Au niveau inférieur, on trouve le monde d’affaires russe, qui attend un renforcement du protectionnisme étatique et de nouvelles occasions pour gagner sur le dos de la population, à laquelle on ne laisse aucun choix. Un exemple qui saute aux yeux, c’est le complexe agro-industriel [15]. Encore en 2003, Pavlovsky écrivait qu’il sera aisé de soumettre une partie des firmes moyennes aux siloviki. Il est évident qu’aujourd’hui un bon nombre d’entre elles espèrent gagner, et non perdre une nouvelle fois, dans la « guerre froide ».
En 2007, le politologue américain Daniel Treisman a noté que les silovarhi, c’est-à-dire les oligarques des forces de sécurité russes, n’ont pas toujours échoué économiquement. Néanmoins, en Russie, on s’attend en 2014 à une croissance zéro, voire à une récession. Et ce malgré les prix élevés du pétrole et le début de reprise de l’économie mondiale (et non plus la phase aiguë de la crise mondiale). L’économie russe a trébuché sur le fond plat. Cela signifie que le capitalisme politique créé par les siloviki a atteint les limites de sa croissance. Nous devons nous attendre à l’approfondissement de la crise économique et à la réduction des financements de l’enseignement, de la science, de la santé et de la culture, ainsi qu’à des mesures antisociales comme la récente expropriation de l’épargne-retraite (quand il n’y aura plus, il suffira de couper dans les pensions ou d’augmenter l’âge de la retraite).
La population de la Russie se trouve dans un double piège.
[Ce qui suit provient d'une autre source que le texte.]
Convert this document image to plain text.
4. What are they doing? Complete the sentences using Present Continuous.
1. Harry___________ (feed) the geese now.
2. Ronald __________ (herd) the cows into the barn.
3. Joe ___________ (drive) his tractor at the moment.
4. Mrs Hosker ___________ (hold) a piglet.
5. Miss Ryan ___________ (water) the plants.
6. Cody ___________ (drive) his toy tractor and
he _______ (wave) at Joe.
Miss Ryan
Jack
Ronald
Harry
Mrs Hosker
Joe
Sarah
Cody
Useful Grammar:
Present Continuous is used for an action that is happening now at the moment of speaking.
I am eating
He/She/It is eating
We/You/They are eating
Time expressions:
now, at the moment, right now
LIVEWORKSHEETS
Le temps est venu des monstrueuses aventures militaristes, qui pompent les dernières gouttes de sang dans l’économie. Les guerres impérialistes du passé ont été faites pour conquérir des nouveaux marchés et accéder aux matières premières. Les actuelles guerres non déclarées doivent faciliter les « coupes » structurelles et les « rentes » militaires.
Pourtant le régime ne peut pas exister indéfiniment dans un état de stagnation ou de récession économique. Cependant, même après la fin de ce régime — c’est le second piège — la Russie ne peut pas espérer quelque chose de bon. Il est évident que l’Occident fera tout son possible pour veiller à ce qu’une nouvelle portion des recettes néolibérales permette de démanteler enfin l’industrie russe. La Russie se trouvera sous une pression sans précédent pour mettre en œuvre les programmes les plus stricts des institutions financières internationales, dans une situation comme au cours des années 1990, mais cette fois-ci sans l’héritage soviétique, qui permettait le parasitage. Qui sera en mesure de l’empêcher ? Les nationalistes, qui viendront au pouvoir avec les libéraux si les gens continuent à se taire ?
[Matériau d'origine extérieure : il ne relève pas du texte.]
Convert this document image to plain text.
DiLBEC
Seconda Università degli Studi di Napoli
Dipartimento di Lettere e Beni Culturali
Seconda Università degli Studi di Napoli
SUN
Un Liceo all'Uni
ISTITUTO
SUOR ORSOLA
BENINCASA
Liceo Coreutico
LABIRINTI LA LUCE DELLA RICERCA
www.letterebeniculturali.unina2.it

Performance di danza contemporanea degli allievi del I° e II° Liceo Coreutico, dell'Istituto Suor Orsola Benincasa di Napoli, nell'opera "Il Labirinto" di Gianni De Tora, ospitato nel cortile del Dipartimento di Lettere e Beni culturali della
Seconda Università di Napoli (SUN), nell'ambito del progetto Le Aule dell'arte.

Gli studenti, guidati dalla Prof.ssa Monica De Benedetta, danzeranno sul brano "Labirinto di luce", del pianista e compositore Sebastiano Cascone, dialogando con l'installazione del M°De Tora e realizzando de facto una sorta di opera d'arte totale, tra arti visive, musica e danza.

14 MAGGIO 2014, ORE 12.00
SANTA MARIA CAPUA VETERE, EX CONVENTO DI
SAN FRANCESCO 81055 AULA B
Les relations entre les autorités et la population ressemblent à une grossière expérience comportementaliste. Les jeux Olympiques et l’annexion de la Crimée ont été des incitations efficaces, provoquant une réaction devant le succès du gouvernement : une forte hausse de sa popularité. Mais cette aptitude à réagir à des stimuli rend les gens très vulnérables à des stimuli de nature différente : les chocs éventuels, qui les désorientent complètement — un choc de grave crise économique, un choc de l’effondrement du régime Poutine. La seule chance : que la population de Russie reprenne l’initiative, afin de créer un choc pour les autorités, qui ont sérieusement décidé de s’enrichir de la sueur des gens ordinaires et du sang des innocents.